Mój Gmail

poniedziałek, lipca 04, 2005

Minął rok

Już ponad rok jestem użytkownikiem konta pocztowego Gmail. Mogę więc napisać krótkie podsumowanie. Przede wszystkim emocje już opadły i obecnie nie widzę w Gmailu nic nadzwyczajnego. Dlaczego? Przede wszystkim jego funkcjonalność jest ograniczona pomimo tego, że w ciągu tych 12 miesięcy Gmail otrzymał kilka ciekawych funkcji (m. in. obsługa pop, przekierowanie wiadomości), ale np. nadal brak jest prawdziwej ochrony antywirusowej, a zapewnienie takowej przez odrzucanie plików typu exe czy mdb jest denerwujące. Poza nieustannie zwiększającą się pojemnością (której przeciętny użytkownik i tak w pełni nie wykorzysta) nie widzę czegoś co wyróżniałoby Gmail na tle konkurencji. Konkurencji, która zdążyła już unowocześnić swoją ofertę i w większości wypadków oferuje konta o zbliżonej pojemności (najczęściej jest to 1 GB) ale zdecydowanie większej funkcjonalności.

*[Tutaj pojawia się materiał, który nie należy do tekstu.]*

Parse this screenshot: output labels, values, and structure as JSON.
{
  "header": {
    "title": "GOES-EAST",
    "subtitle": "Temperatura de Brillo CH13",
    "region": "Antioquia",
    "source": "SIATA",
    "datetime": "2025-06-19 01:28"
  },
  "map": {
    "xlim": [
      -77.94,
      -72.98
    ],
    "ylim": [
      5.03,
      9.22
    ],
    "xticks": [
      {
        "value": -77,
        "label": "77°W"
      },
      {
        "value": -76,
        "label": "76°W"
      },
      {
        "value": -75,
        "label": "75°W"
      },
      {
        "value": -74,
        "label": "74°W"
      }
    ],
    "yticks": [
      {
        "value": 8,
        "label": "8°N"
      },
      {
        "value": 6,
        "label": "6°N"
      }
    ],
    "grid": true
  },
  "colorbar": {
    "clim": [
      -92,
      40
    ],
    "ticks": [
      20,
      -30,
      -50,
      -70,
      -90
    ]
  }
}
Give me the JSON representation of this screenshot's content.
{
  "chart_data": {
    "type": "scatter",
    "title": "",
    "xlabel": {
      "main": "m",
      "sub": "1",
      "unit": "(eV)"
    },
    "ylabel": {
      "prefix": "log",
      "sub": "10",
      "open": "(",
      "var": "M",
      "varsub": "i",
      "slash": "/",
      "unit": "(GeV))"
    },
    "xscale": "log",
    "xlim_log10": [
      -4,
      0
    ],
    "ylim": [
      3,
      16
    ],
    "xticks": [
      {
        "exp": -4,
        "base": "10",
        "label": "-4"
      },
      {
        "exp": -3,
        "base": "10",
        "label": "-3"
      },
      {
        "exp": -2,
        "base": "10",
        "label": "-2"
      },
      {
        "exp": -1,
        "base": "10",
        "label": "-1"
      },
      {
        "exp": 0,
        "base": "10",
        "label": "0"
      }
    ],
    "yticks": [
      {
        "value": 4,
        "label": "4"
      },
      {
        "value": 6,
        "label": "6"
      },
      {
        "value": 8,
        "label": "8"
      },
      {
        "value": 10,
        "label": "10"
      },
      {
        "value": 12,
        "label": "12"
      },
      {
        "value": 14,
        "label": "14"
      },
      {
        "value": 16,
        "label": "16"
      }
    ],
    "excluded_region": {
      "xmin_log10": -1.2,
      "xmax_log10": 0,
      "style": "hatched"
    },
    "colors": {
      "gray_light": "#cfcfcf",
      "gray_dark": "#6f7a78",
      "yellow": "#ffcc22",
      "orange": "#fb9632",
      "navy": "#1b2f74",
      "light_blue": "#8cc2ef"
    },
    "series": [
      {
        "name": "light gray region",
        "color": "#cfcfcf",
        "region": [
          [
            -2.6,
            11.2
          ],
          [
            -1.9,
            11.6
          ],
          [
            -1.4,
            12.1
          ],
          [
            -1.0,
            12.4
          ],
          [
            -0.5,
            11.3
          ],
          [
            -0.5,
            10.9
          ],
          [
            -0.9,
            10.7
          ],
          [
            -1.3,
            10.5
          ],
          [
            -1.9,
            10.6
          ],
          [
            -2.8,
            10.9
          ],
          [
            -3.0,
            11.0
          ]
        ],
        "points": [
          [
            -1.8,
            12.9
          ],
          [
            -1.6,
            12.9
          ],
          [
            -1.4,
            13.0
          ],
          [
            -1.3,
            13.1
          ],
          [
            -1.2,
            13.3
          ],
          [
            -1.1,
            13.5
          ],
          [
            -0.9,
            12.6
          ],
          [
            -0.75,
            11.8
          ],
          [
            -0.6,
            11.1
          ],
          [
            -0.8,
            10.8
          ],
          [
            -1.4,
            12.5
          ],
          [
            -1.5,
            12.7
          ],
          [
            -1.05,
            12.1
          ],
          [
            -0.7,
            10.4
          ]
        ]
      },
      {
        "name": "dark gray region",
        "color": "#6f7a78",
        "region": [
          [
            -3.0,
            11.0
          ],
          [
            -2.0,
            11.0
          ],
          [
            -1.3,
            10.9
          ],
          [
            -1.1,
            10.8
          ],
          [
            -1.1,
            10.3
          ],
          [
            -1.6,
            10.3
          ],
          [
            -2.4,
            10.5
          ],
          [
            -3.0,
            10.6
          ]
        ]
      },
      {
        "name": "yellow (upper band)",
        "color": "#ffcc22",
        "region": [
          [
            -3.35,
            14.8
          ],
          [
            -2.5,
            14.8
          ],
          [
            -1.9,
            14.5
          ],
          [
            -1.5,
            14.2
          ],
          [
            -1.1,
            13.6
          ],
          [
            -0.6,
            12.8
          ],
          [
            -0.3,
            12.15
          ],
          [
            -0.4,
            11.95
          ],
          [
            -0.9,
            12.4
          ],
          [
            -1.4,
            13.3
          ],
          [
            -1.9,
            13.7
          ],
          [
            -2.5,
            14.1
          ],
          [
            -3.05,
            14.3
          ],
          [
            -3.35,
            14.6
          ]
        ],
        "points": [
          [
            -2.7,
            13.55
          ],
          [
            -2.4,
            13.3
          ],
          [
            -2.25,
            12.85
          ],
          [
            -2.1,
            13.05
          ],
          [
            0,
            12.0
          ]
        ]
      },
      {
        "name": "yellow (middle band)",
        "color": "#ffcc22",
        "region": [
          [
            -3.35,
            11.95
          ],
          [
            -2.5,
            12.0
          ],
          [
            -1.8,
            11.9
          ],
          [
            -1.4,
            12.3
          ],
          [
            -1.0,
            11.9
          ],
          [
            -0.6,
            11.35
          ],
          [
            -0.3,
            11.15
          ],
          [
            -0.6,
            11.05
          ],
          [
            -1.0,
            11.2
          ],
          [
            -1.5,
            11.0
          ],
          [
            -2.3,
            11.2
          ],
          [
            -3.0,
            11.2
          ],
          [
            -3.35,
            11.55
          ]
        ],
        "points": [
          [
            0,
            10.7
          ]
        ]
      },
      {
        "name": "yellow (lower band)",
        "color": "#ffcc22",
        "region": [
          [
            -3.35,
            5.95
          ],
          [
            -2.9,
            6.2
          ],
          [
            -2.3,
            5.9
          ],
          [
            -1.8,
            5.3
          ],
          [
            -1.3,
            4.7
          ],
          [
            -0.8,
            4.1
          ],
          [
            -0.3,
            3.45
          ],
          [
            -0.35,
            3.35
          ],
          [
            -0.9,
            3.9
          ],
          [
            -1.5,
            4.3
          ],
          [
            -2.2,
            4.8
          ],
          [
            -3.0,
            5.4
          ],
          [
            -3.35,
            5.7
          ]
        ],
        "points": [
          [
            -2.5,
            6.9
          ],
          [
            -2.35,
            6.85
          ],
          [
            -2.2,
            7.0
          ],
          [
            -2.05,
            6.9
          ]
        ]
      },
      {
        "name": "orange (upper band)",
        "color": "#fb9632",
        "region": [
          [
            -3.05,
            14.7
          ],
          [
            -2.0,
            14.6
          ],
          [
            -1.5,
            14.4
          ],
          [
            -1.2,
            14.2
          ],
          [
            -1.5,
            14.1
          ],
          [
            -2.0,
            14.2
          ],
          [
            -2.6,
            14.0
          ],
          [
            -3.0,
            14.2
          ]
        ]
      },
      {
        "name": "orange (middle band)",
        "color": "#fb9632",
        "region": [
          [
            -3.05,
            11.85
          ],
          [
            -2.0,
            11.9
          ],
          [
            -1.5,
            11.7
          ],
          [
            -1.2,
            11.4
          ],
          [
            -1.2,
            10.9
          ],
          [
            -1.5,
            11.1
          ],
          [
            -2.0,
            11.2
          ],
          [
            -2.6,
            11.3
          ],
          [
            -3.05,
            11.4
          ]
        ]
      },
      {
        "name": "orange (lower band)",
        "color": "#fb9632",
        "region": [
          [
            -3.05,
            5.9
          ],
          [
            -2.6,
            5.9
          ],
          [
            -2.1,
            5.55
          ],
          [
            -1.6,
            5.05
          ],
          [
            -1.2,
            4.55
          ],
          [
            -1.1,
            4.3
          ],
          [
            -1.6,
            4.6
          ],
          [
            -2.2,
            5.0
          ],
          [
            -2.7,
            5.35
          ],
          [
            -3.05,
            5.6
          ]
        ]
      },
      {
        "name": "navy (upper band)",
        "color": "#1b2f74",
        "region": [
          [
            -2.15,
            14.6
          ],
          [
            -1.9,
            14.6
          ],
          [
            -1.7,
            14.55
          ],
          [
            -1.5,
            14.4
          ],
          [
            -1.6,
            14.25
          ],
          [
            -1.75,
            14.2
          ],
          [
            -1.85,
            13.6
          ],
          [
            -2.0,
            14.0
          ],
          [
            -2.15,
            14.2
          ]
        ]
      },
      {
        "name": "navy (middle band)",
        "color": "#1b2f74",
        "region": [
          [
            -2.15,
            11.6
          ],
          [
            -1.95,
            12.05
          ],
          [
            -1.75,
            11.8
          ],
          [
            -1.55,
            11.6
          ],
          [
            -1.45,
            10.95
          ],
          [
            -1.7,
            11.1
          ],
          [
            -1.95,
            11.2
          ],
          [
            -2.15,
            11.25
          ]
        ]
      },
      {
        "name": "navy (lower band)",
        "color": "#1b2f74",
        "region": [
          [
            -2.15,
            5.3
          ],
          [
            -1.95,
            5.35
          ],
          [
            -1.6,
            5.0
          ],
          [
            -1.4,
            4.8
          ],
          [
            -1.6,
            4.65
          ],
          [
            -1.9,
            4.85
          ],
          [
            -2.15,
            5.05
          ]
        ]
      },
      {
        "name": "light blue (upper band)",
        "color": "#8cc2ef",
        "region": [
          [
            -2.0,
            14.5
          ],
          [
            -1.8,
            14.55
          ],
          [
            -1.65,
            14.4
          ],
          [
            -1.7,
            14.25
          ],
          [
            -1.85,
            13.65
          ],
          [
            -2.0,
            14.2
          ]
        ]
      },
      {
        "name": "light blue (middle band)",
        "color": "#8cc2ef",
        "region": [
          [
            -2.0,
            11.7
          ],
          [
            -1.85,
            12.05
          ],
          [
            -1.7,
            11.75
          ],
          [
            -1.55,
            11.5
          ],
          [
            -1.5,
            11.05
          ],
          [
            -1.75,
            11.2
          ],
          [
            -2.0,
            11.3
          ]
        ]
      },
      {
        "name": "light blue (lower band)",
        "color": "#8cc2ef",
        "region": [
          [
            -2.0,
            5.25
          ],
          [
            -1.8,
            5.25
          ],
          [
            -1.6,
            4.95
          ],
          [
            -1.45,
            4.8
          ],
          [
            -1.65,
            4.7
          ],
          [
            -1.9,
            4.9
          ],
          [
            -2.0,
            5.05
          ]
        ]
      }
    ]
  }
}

Wątki - znak rozpoznawczy Gmaila są denerwujące, gdyż wystarczy aby osoby biorące udział w dyskusji odpowiedziały na list zmieniając temat i już robi się spory bałagan, z którym nie można sobie poradzić. Etykiety - pomagają sortować pocztę, ale nie do końca gdyż aby efektywnie z nich korzystać (nie oznaczać poczty ręcznie) należy stworzyć filtr, a takowych może być tylko 20. To o wiele za mało. Ponadto nie można w pełni kontrolować wyświetlania grafik zewnętrznych (domyślnie nie są wyświetlane, istnieje możliwość włączenia stałego wyświetlania grafik dla konkretnego adresu email, ale niestety nie można tego później wyłączyć). Następną denerwującą funkcją jest automatyczne dodawanie do listy kontaktów adresów na które wysłaliśmy pocztę. Nie zapominajmy jednak, że jest to w dalszym ciągu usługa w fazie beta. Mam wrażenie, że rozwój Gmaila w ostatnim czasie tak jakby zatrzymał się w miejscu. Mam nadzieję, że niedługo się to zmieni. Wiele ciekawych funkcji oczekuje na swoją premierę wraz z obsługą dodatkowych języków, w tym polskiego.